CONFESIONES DE UNA ADICTA AL AMOR

Persia Lawson, ‘love coach’ y autora de The Inner Fix. “Siempre deseé una relación. De adolescente tuve algunas con los pololos de mis amigas, y no pensaba nada con respecto a las aventuras de una noche. Estaba obsesionada con la idea de enamorarme, pero aterrorizada de las citas íntimas. En mis 20, mi comportamiento se hizo más extremo, abusaron de mí a los 24 años, mis padres se dieron cuenta de lo infeliz que era. Estaba en mi peor momento cuando mi papá me llevó a un retiro de yoga en Tailandia. Me encontré un libro que se llamaba Mujeres que aman demasiado. Lo abrí en una página al azar y empecé a leerlo. Sentí que, de repente, todo en mi vida comenzó a cobrar sentido. Cuando era niña, mis papás se drogaban, y el libro explica cómo los niños que crecen en ese ambiente, de adultos suelen tener relaciones disfuncionales. Siempre me había dicho que mis padres eran los del problema, no yo. Fue el empujón que necesitaba.

Cuando regresé a casa, inicié un programa de terapia de 12 pasos. Tener ese tiempo conmigo misma significó que cuando conocí a mi actual pareja, en 2015, enfoqué el pololeo de una manera muy distinta y ya había entendido y superado mi historia emocional. Ya llevamos dos años juntos y planeamos viajar por el mundo. Nuestra relación no es perfecta (¿hay alguna que lo sea?), pero me llena de esperanza que, tras haber pasado por tanto, he sido capaz de seguir adelante”.

UN MAL AMOR

Andrea buscó ayuda. Gracias a su terapeuta, rompió todo contacto con su ex y dejó de salir durante un buen tiempo.
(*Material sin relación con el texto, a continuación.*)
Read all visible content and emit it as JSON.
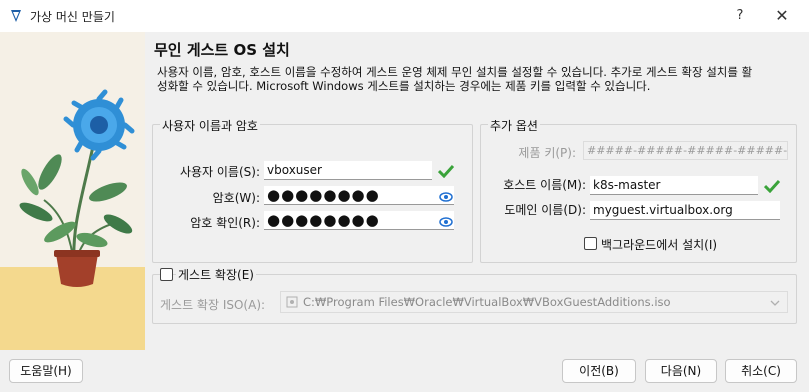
{
  "window": {
    "title": "가상 머신 만들기",
    "help_glyph": "?",
    "close_glyph": "✕"
  },
  "page": {
    "heading": "무인 게스트 OS 설치",
    "description": "사용자 이름, 암호, 호스트 이름을 수정하여 게스트 운영 체제 무인 설치를 설정할 수 있습니다. 추가로 게스트 확장 설치를 활성화할 수 있습니다. Microsoft Windows 게스트를 설치하는 경우에는 제품 키를 입력할 수 있습니다."
  },
  "user_group": {
    "title": "사용자 이름과 암호",
    "username_label": "사용자 이름(S):",
    "username_value": "vboxuser",
    "password_label": "암호(W):",
    "password_value": "●●●●●●●●",
    "confirm_label": "암호 확인(R):",
    "confirm_value": "●●●●●●●●"
  },
  "extra_group": {
    "title": "추가 옵션",
    "product_key_label": "제품 키(P):",
    "product_key_placeholder": "#####-#####-#####-#####-#####",
    "hostname_label": "호스트 이름(M):",
    "hostname_value": "k8s-master",
    "domain_label": "도메인 이름(D):",
    "domain_value": "myguest.virtualbox.org",
    "background_install_label": "백그라운드에서 설치(I)"
  },
  "ga_group": {
    "checkbox_label": "게스트 확장(E)",
    "iso_label": "게스트 확장 ISO(A):",
    "iso_path": "C:₩Program Files₩Oracle₩VirtualBox₩VBoxGuestAdditions.iso"
  },
  "buttons": {
    "help": "도움말(H)",
    "back": "이전(B)",
    "next": "다음(N)",
    "cancel": "취소(C)"
  },
  "colors": {
    "valid_check": "#3aa33a",
    "eye_icon": "#1f6fd1",
    "flower": "#2f8fd6",
    "pot": "#a3402a",
    "table": "#f4d98e"
  }
}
En su primer periodo de abstinencia, se puso una banda de goma en la muñeca que presionaba cada vez que sentía el deseo de comunicarse con su ex; posteriormente, tomó una psicoterapia para descubrir la raíz que causaba su adicción. Andrea cree que sus problemas con el amor tienen que ver con la dinámica difícil que había entre sus progenitores, algo que muchos adictos al amor tienen en común, según Bennett. “La capacidad de enfrentar la angustia surge en forma de fantasía. Esta estrategia se sofistica con el tiempo y permea las relaciones, creando una visión distorsionada de la persona de quien se está enamorado. Y proyectan todas sus esperanzas en ese ser”.
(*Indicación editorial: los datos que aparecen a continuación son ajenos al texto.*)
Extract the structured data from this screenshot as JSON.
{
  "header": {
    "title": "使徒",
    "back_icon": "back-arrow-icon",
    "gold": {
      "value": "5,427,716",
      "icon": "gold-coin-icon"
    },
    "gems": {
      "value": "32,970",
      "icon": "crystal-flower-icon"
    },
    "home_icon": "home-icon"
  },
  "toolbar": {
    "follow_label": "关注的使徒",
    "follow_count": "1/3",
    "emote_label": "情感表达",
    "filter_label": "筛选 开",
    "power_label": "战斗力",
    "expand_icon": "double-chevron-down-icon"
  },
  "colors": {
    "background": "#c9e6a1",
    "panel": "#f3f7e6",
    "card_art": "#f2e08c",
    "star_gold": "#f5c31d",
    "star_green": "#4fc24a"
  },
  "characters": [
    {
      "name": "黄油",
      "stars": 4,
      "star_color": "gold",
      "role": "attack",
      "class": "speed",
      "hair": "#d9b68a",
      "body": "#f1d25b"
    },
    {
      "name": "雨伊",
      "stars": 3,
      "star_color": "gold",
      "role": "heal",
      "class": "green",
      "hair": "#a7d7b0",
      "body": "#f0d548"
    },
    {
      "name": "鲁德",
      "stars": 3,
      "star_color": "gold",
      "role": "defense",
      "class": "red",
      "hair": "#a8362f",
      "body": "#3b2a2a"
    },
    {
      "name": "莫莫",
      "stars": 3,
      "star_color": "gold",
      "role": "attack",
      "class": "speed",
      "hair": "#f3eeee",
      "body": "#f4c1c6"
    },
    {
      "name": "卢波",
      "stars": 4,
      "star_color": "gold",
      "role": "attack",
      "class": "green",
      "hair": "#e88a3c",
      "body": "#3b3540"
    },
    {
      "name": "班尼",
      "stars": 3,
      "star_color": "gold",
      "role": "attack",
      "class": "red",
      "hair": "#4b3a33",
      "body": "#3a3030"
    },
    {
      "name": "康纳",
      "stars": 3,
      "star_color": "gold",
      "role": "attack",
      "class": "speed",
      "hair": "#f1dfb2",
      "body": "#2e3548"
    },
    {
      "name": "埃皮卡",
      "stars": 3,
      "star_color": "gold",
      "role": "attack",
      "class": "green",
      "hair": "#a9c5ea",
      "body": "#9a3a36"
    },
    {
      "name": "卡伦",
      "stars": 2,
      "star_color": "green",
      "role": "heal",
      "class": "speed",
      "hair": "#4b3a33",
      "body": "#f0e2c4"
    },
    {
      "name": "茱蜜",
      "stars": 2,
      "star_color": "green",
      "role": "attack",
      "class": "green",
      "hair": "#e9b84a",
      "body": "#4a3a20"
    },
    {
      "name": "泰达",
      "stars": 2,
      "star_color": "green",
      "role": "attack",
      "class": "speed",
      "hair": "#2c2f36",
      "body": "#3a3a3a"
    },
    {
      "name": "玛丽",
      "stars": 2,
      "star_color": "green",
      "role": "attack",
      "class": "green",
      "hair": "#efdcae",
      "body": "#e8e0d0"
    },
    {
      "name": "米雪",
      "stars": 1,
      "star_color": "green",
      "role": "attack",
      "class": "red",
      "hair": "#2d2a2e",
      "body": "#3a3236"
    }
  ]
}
La mayor parte de los especialistas en relaciones de pareja coincide en que las terapias habladas y las visualizaciones (imaginarte tu vida sin esa persona), son el mejor tratamiento. Existen programas de 12 pasos que ayudan a los que sufren la agonía de estas adicciones. La organización Sex and Love Addicts Anonymous es un búnker, pero Laura, una ex miembro que ha estado en más de 40 juntas, nos cuenta que el escenario es similar al de Alcohólicos Anónimos, con reuniones de grupo regulares y padrinos.

LOVE ME TINDER

Y está el Internet, que puede convertirnos a todos en stalkers. Los sitios de citas y las aplicaciones nos recuerdan que el amor de tu vida puede estar a la vuelta de la esquina, y que con un clic aparecerán todas las insoportables selfies de parejas felices. Un gran número de expertos ha declarado que Tinder se apropia del centro del placer cerebral del mismo modo que los videojuegos –con una inyección de dopamina cada vez que se da un match exitoso– lo que lo convierte en potencialmente adictivo.
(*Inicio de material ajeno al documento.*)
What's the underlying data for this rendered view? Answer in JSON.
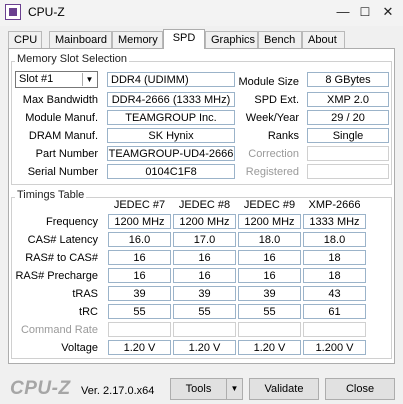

Las redes sociales nos presentan una versión muy ‘Disney’ de las relaciones. El resultado de toda esta estimulación es que hay más presión que nunca por tener la relación perfecta. Animo a mis pacientes a que se alejen de las redes sociales y, obviamente, de las páginas de citas.

“HAY MÁS PRESIÓN QUE NUNCA DE TENER LA RELACIÓN PERFECTA”.

“Como los alcohólicos, que necesitan estar lejos del antro en su etapa de recuperación inicial, se necesita eliminar el estímulo”. Andrea, que ya lleva 120 días “sobria de amor”, continúa yendo a su terapia, pero ya empezó a tener citas, aunque esta vez son consigo misma. “El autoamor es la clave para romper la adicción”, asegura.